1. Understanding Increased Sale Value in TallyPrime
When the selling price of a product or service is increased, it directly impacts your revenue.
In TallyPrime, you can account for this increase by adjusting the rate or quantity of the item in your sales transactions.
2. Steps to Account for Increased Sale Value in TallyPrime:
1. Create a Sales Invoice:
Go to Gateway of Tally > Vouchers > Press F8 (Sales).
2. Enter Party Details:
Enter the customer’s account name.
3. Add Product or Service:
Add the product or service being sold.
4. Adjust Quantity or Rate:
- If the increase in sale value is due to a change in quantity, adjust the quantity field.
- If the increase is due to a change in price, adjust the rate field.
5. Save the Invoice:
Press Ctrl+A to save the sales invoice.
3. Example to Account for Increased Sale Value in TallyPrime:
Let’s say you’re selling a product for Rs. 100 per unit. You decide to increase the selling price to Rs. 120 per unit.
- Original Sale: You sell 10 units at Rs. 100 each.
- Increased Sale: You sell 10 units at Rs. 120 each.
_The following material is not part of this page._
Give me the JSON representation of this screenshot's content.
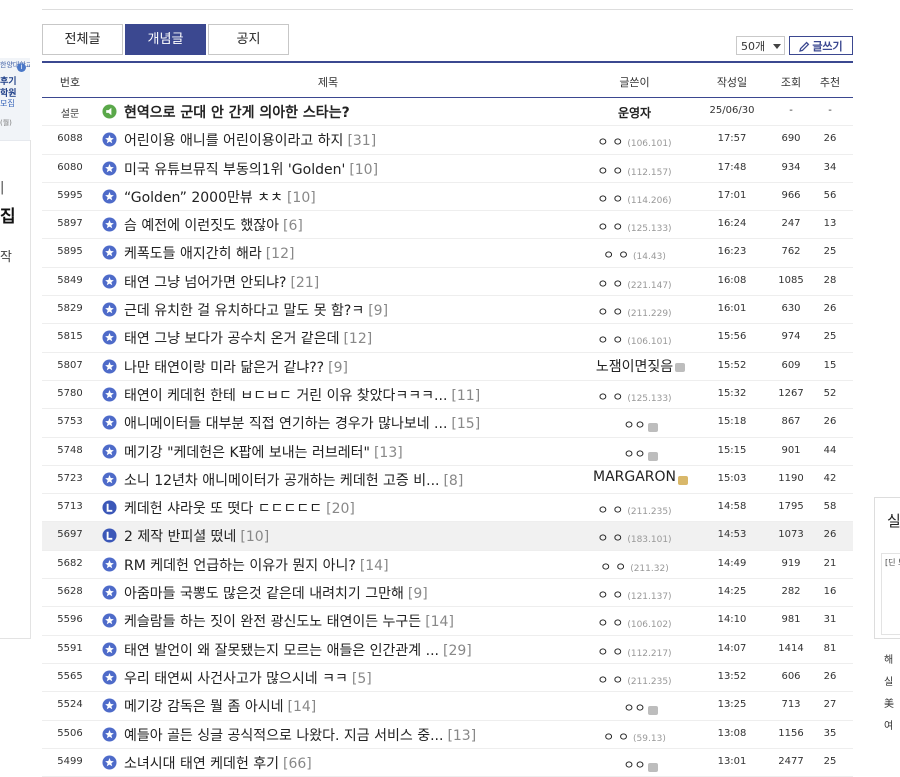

To account for the increased sale value, you would:
- Create a new sales invoice.
- Enter the customer’s details.
- Add the product with a quantity of 10.
- Set the rate to Rs. 120.
- Save the invoice.
4. Additional Considerations:
- Pricing Strategies: Consider your pricing strategy and market conditions when adjusting sale values.
- Inventory Valuation: If you’re using inventory valuation methods, ensure that the increased sale value is reflected in your cost of goods sold.
- Reporting: Use TallyPrime’s reporting features to analyze the impact of increased sale values on your revenue and profitability.
By following these steps and considering the additional factors, you can accurately account for increased sale values in TallyPrime and track the impact on your business’s revenue and profitability.